Empresas oferecem segurança escassa ou nula

Por Natalia Tiemi Hanada Materia seguir SEGUIR Materia seguir SEGUINDO Atualizado em 27 jun 2025, 11h10 - Publicado em 27 jun 2025, 06h00

Duas terríveis tragédias comoveram o país nos últimos dias. A publicitária fluminense Juliana Marins, de 26 anos, praticante amadora de trilhas, morreu a caminho do vulcão Rinjani, na Ilha de Lombok, na Indonésia, de paisagem igualmente espetacular e perigosa. Ela fazia um “mochilão” pela Ásia. Juliana ficou quatro dias sozinha, em agonia, presa a um penhasco rochoso. Na cidade de Praia Grande, em Santa Catarina, a queda de um balão incendiado provocou a morte de oito passageiros, quatro deles carbonizados. O piloto da aeronave, Elves de Bem Crescêncio, incapaz de apagar o incêndio a bordo, conseguiu levá-la ao chão. Doze passageiros e ele próprio conseguiram saltar do cesto e sobreviveram. Outra parte do grupo, não, e deu-se o horror porque a peça inflável voltou a subir, para então desfazer-se.
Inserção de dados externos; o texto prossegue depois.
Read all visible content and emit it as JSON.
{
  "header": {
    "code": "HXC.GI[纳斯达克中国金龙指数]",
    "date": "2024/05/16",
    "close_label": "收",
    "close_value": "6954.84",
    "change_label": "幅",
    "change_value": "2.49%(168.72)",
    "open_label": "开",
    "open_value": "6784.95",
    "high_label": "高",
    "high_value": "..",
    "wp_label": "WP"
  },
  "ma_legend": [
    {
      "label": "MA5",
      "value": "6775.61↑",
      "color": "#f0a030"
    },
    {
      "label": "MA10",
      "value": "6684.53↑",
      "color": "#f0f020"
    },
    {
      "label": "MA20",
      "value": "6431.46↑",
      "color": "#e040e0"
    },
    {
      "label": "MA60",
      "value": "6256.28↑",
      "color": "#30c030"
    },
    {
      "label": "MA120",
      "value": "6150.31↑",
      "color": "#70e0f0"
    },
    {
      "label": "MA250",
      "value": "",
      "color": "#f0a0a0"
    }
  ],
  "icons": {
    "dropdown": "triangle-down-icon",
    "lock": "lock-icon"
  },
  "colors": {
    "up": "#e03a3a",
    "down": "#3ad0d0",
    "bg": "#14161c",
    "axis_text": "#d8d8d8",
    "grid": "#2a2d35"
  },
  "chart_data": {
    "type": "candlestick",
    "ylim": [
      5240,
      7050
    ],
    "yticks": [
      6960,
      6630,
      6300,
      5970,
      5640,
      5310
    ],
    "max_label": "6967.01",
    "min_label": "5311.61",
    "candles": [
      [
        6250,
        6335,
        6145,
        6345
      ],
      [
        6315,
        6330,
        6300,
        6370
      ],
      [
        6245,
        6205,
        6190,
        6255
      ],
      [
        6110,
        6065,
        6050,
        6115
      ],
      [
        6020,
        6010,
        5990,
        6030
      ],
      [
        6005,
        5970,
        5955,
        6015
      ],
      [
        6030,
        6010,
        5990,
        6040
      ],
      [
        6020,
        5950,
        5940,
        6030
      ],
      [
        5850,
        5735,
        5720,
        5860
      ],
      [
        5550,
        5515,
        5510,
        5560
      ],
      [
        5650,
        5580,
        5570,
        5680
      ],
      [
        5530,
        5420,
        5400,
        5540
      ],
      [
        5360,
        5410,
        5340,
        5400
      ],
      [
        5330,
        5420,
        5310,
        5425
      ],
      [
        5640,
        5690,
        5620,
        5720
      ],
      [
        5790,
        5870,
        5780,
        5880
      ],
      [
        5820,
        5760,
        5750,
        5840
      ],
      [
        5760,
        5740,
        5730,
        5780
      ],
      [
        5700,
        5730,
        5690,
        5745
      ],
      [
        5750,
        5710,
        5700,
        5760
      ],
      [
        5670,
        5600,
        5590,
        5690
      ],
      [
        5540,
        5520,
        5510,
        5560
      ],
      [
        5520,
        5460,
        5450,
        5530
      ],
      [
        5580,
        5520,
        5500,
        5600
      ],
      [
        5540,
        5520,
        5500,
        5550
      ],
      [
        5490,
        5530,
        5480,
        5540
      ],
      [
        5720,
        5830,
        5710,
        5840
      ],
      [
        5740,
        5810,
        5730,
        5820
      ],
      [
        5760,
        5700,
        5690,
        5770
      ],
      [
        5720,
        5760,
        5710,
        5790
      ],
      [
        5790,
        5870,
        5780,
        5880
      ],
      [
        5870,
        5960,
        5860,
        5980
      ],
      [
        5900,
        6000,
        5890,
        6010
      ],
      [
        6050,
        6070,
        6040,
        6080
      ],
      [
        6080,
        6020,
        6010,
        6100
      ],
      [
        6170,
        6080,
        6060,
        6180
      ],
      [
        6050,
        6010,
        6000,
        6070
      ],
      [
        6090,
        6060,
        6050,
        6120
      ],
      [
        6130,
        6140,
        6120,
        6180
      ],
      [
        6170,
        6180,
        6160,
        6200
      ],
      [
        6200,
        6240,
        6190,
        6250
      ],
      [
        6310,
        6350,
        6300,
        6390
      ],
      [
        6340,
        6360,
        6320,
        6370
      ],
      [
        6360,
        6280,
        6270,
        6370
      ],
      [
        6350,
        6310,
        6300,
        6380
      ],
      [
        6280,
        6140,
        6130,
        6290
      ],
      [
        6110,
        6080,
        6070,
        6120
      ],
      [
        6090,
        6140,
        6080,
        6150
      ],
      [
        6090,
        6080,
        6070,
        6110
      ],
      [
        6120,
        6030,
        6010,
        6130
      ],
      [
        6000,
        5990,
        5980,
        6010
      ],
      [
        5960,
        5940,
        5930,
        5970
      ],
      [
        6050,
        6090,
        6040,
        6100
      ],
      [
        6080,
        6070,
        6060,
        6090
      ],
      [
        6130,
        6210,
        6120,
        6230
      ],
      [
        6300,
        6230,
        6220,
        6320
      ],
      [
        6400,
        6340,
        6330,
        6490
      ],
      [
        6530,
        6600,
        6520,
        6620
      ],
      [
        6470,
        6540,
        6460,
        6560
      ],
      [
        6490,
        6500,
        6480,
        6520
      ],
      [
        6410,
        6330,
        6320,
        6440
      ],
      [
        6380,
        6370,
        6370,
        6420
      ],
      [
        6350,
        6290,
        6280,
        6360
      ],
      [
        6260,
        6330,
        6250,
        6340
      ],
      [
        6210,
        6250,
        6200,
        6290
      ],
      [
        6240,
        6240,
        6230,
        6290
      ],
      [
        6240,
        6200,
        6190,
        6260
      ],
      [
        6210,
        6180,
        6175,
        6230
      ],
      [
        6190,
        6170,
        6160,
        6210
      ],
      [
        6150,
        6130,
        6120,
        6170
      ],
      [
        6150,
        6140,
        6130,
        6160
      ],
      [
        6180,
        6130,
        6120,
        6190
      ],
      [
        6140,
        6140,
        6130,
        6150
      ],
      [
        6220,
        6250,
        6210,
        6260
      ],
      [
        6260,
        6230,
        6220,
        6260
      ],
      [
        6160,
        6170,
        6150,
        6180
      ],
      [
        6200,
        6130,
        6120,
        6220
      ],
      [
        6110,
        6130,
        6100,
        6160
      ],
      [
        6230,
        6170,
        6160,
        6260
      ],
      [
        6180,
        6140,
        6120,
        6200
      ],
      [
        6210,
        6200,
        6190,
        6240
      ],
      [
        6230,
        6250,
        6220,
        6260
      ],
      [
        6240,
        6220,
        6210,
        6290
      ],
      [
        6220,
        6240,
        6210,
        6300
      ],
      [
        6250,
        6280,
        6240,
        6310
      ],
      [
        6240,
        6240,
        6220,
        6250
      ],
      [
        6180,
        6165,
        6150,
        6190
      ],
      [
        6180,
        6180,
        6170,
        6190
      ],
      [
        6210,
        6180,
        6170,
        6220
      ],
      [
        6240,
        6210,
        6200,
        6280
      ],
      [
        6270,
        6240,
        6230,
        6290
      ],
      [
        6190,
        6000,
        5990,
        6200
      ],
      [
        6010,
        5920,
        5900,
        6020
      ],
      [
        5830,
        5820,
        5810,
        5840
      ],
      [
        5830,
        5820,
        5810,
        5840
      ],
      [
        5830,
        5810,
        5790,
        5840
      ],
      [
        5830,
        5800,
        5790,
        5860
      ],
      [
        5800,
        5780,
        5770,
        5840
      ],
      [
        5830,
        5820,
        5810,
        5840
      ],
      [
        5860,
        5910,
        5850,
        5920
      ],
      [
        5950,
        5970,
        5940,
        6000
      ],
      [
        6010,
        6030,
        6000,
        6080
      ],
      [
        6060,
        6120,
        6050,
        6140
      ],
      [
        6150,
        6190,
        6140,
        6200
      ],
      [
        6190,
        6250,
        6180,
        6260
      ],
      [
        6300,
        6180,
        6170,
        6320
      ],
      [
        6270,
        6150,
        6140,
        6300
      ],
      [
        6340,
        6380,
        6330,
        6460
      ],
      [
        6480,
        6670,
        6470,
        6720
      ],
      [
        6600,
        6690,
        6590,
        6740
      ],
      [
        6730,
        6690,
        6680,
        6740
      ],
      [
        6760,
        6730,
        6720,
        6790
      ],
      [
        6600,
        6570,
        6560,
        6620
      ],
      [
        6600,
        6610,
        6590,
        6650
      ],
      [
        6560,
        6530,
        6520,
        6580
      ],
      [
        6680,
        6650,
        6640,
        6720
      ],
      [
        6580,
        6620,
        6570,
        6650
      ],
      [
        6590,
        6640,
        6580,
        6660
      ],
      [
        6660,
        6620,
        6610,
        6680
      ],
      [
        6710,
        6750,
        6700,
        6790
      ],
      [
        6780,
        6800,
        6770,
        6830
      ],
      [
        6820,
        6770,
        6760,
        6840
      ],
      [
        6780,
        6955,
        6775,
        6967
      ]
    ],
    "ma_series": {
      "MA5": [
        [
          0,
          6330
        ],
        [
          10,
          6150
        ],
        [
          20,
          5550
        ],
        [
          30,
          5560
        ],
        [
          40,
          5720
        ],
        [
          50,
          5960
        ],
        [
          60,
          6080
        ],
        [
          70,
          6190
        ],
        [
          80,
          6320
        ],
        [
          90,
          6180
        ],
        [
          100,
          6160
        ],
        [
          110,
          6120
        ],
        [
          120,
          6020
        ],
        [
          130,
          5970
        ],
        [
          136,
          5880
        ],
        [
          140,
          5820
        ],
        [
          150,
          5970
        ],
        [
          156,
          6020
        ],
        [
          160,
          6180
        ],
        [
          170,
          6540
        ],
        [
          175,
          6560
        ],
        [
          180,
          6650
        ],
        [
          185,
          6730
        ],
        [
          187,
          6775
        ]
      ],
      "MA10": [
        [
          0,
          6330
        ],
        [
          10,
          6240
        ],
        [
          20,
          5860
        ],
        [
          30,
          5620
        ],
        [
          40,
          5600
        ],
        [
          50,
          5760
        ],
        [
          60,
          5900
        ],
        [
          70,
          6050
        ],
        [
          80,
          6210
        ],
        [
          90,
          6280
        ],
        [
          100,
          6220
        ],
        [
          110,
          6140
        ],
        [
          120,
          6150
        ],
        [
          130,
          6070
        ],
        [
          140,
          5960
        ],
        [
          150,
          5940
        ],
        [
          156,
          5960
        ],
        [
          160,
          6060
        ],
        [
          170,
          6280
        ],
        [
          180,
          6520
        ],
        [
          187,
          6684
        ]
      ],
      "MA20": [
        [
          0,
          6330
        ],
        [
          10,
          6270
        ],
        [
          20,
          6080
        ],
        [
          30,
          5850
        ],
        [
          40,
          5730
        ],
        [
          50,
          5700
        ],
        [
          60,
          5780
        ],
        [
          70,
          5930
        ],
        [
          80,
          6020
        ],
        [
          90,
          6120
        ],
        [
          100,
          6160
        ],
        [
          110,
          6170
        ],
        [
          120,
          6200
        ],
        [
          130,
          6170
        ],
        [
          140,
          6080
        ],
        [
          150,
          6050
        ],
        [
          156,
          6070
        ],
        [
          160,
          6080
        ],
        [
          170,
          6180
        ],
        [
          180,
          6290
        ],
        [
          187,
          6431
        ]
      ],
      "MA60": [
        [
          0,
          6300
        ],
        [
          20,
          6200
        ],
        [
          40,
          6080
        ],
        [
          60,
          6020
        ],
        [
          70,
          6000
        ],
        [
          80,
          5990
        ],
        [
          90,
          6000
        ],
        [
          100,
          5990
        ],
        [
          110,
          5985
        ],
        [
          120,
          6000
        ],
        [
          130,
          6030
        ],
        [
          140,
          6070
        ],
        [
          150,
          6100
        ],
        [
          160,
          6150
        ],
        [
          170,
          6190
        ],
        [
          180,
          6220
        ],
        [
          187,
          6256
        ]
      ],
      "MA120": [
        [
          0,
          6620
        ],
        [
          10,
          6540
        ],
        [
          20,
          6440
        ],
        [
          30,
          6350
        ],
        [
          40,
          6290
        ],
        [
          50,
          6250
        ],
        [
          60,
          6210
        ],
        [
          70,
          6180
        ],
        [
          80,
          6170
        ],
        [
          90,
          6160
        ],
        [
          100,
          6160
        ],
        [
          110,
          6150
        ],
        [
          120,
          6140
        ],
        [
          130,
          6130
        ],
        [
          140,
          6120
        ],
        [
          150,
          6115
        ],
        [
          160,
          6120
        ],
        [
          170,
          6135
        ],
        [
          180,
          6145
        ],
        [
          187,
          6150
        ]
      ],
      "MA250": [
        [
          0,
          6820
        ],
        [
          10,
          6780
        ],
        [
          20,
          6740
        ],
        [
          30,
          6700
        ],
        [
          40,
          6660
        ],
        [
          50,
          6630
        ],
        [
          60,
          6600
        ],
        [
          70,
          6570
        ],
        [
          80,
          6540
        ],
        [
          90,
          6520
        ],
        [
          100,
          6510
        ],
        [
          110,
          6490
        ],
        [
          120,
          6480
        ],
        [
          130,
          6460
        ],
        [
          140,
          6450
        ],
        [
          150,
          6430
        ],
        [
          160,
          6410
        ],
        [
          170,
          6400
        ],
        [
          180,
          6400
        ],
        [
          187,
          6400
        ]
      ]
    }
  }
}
Nos dois episódios, houve alguma negligência ante as regras da natureza — e sobretudo descaso com uma imposição, o respeito a posturas e normas que tendem a reduzir os riscos, embora seja impossível levá-los a zero, dada a origem aventureira das atividades. No caso de Juliana, houve, para começo de conversa, a displicência do grupo e do guia que a acompanhava, deixan­do-a abandonada para trás, em postura que precisa ser investigada na minúcia. Nas redes sociais, em um perfil criado para acompanhar o procedimento de retorno do corpo ao Brasil, os familiares denunciaram o descaso, que, depois, seria parcialmente reconhecido pelo governo da Indonésia. “Se a equipe tivesse chegado até ela dentro do prazo estimado de 7h, Juliana ainda estaria viva. Juliana merecia muito mais! Agora nós vamos atrás de justiça por ela, porque é o que ela merece. Não desistam de Juliana!”, declarou a família nas redes. Houve justificada comoção e agradecimento aos voluntários que, próximo ao Rinjani, tentaram salvá-la por meio de drones, que enviariam alimentos, água e roupas. Em vão.

CONTRASTE - O vulcão Rinjani, na Indonésia: paisagem inebriante mas perigosa
CONTRASTE - O vulcão Rinjani, na Indonésia: paisagem inebriante mas perigosa (Punnawit Suwuttananun/Moment/Getty Images)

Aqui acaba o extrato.